In Harvard wurden die diesjährigen Ig-Nobelpreise vergeben. Dabei werden wissenschaftliche Studien geehrt, die auf den ersten Blick skurril aussehen, aber auf den zweiten Blick durchaus ernsthafte Ergebnisse liefern. Dieses Jahr herausragend: Achterbahn fahren hilft bei Nierensteinen! Die Liste der bisherigen Preisträger ist durchaus unterhaltsam!
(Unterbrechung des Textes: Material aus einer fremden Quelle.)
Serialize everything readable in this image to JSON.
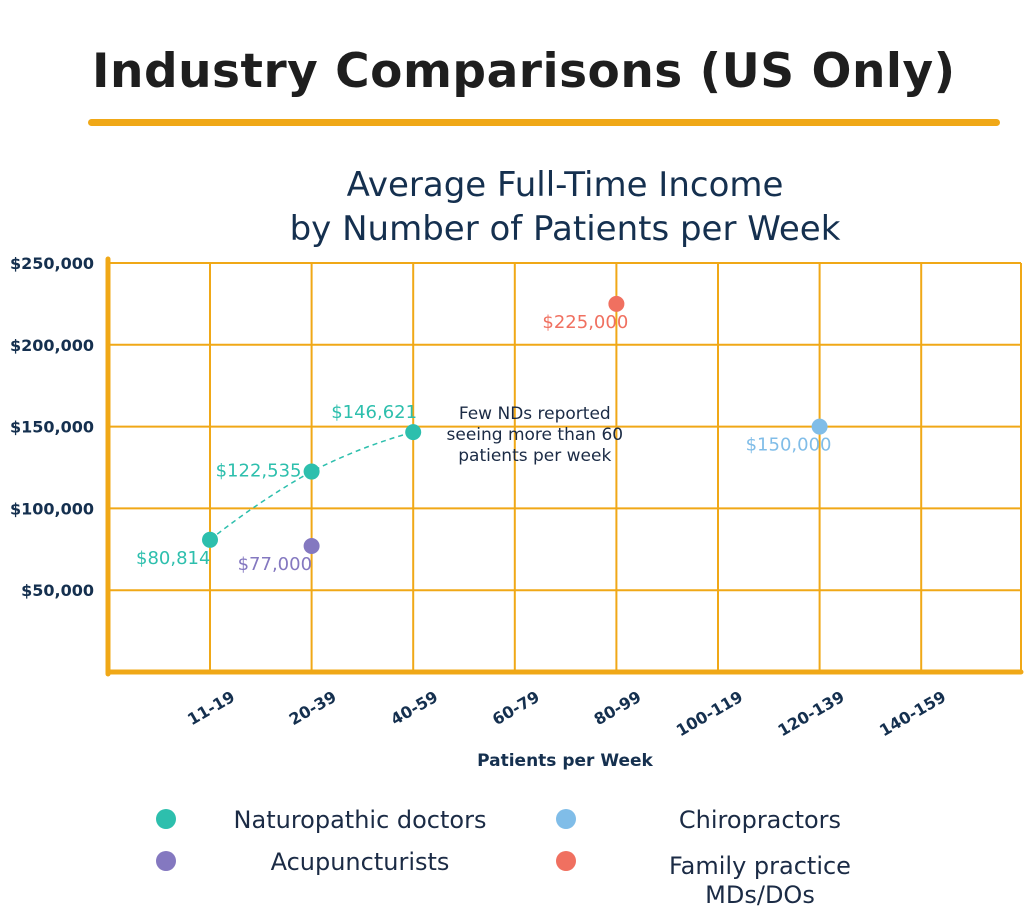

Auf dem Weg zur Verblödung


Alter dürfte kein ausreichender Schutz sein. Wie sonst ist es möglich, dass eine 90-Jährige, die den Krieg erlebt hat und daher wissen sollte, was so etwas anrichten kann, eine scharfe Granate zur Polizei bringt? Dabei hatte sie noch unglaubliches Glück, dass das Ding in den letzten 75 Jahren nicht losgegangen ist, die es auf dem Schreibtisch gelegen ist...


Wie: Echt jetzt? Kurioses, Skurriles


"All you can eat" birgt für das anbietende Restaurant natürlich ein gewisses Risiko, vor allem, wenn ein Triathlet vorbei kommt...


In Steyr wurde glücklicherweise doch keine Wasserleiche entdeckt.